Françoise Giroud, « En pièces détachées »
«...Si de tels transferts deviennent fréquents, avant que ne soit mis au point le coeur artificiel, dans quelle confusion de sentiments se trouveront ceux qui, auprès d'un futur « rénové », attendront qu'un autre perde la vie pour le « décardiaquer » ? On aurait déjà mauvaise conscience à attendre qu'un cycliste brise sa monture pour en soustraire le pédalier. Que dire d'une vie ! On ne s'y reprend pas à deux fois pour greffer un organe unique à la place d'un autre. Si la substitution rate, l'opéré qui, dans la plupart des cas, disent les spécialistes, aurait pu vivre longtemps avec un coeur fragile, est condamné. Qui prendra la responsabilité de lui suggérer l'échange ? De l'y inciter ? Il restera toujours exclu - du moins peut-on l'espérer - de le tenter sans l'accord de l'intéressé. Mais elle doit avoir quelque chose de profondément perturbant, pour un malade, cette perspective de ne pouvoir se réveiller qu'avec le coeur d'un mort inconnu dans la poitrine. »
L'Express (France), 11 au 17 décembre 1967, p. 3.
S.A., « The Heart : Miracle in Cape Town »

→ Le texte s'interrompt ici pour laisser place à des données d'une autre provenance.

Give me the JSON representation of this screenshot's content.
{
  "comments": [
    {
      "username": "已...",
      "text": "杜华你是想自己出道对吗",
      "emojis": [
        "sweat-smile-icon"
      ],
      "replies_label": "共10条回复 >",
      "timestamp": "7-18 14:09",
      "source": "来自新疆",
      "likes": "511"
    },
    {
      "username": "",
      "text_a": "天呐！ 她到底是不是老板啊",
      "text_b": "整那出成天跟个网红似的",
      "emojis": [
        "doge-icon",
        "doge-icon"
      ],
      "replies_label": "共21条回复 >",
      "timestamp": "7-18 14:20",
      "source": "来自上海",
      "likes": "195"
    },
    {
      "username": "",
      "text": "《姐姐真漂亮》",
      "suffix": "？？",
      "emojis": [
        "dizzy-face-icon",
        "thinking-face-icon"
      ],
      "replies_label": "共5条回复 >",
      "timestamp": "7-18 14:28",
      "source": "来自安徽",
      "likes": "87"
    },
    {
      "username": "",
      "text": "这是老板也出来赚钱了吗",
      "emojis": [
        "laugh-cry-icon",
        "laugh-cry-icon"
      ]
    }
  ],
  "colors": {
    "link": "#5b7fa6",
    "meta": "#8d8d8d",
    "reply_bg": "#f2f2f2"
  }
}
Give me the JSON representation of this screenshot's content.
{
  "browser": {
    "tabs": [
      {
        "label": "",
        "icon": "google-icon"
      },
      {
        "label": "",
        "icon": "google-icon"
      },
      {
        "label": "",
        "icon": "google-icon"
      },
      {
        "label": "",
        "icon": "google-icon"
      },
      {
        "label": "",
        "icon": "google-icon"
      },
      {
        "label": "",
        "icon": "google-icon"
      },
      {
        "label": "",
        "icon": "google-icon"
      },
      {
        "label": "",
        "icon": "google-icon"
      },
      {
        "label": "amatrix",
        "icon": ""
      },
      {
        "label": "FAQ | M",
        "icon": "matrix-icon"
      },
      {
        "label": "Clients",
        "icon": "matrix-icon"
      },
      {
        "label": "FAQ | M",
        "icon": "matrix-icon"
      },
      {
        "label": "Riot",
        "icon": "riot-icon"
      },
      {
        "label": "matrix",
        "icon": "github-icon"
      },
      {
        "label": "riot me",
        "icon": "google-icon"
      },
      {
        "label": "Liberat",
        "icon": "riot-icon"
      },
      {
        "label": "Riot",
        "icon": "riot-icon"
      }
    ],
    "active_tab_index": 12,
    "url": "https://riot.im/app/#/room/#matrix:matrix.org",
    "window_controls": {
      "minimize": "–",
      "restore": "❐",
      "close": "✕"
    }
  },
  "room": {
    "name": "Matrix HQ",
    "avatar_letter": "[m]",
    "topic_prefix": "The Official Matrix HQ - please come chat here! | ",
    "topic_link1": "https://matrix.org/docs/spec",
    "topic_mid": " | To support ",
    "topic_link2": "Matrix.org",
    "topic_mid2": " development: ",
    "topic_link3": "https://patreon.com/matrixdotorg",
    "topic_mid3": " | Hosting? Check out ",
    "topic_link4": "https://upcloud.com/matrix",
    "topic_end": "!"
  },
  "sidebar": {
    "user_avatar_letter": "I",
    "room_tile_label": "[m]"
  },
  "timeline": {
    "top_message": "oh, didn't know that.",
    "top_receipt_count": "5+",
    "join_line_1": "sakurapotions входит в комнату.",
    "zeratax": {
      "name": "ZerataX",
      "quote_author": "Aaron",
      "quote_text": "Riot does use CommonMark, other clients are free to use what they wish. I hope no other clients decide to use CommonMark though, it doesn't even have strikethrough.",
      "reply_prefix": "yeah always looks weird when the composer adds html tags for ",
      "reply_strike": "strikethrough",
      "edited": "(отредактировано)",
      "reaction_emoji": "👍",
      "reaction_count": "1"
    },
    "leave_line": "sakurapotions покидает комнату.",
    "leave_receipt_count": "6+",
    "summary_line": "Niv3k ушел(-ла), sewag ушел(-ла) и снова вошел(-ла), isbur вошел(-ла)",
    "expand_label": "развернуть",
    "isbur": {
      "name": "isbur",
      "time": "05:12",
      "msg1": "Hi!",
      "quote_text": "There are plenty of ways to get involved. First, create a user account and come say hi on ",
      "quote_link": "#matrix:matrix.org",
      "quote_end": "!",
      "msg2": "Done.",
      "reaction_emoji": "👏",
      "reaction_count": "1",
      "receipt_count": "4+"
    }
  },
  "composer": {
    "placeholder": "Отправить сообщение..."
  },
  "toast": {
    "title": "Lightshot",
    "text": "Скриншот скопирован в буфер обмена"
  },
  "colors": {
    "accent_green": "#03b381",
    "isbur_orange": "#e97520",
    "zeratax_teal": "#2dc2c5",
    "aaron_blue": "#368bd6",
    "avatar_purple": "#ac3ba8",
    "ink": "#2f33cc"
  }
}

«...even if the worst should happen, the operation would mark the opening of a new era in medicine. Doctor and patient alike have been catapulted irrevocably into a new transplant age by the Cape Town operation - an era as significant as the age of the atom and with its own special promises and perils. To some, the sound of a fresh heart beating in place of an old, worn-out heart seemed to herald a brave new world. « Tomorrow, » trumpeted Paris's France-Soir, « It will be commonplace to live to 100. » Others, however, discerned a more terrifying prospect in the surgical achievement, at Cape Town. « Can I ever be certain, » asked an English matron, « that doctors would do everything possible to save my life if I had a nasty accident or a terrible disease, that they would not be influenced by what I could contribute to another person...? »
Newsweek (États-Unis), 18 décembre 1967, p. 86.
Gouvernance et gouvernement [ 3 décembre 1967 ]
Pays | Niveau de démocratie | Chef de l'État | Chef du gouvernement |
---|---|---|---|
![]() | Intermédiaire | Jozua François Naudé | Balthazar Johannes Vorster |
Les informations précédentes renvoient précisement à la date de l'événement. Le niveau de démocratie est établi à partir des travaux de l'équipe de Polity IV. L'indice renvoie à la démocratie institutionnelle. Les noms des gouvernants sont établis à partir de nos bases de données les plus récentes. Là où on ne trouve aucun nom pour chef du gouvernement, il faut conclure que le chef de l'État est aussi, et sans intermédiaire, le chef du gouvernement, ce qui est le cas des systèmes présidentiels classiques (les États-Unis par exemple).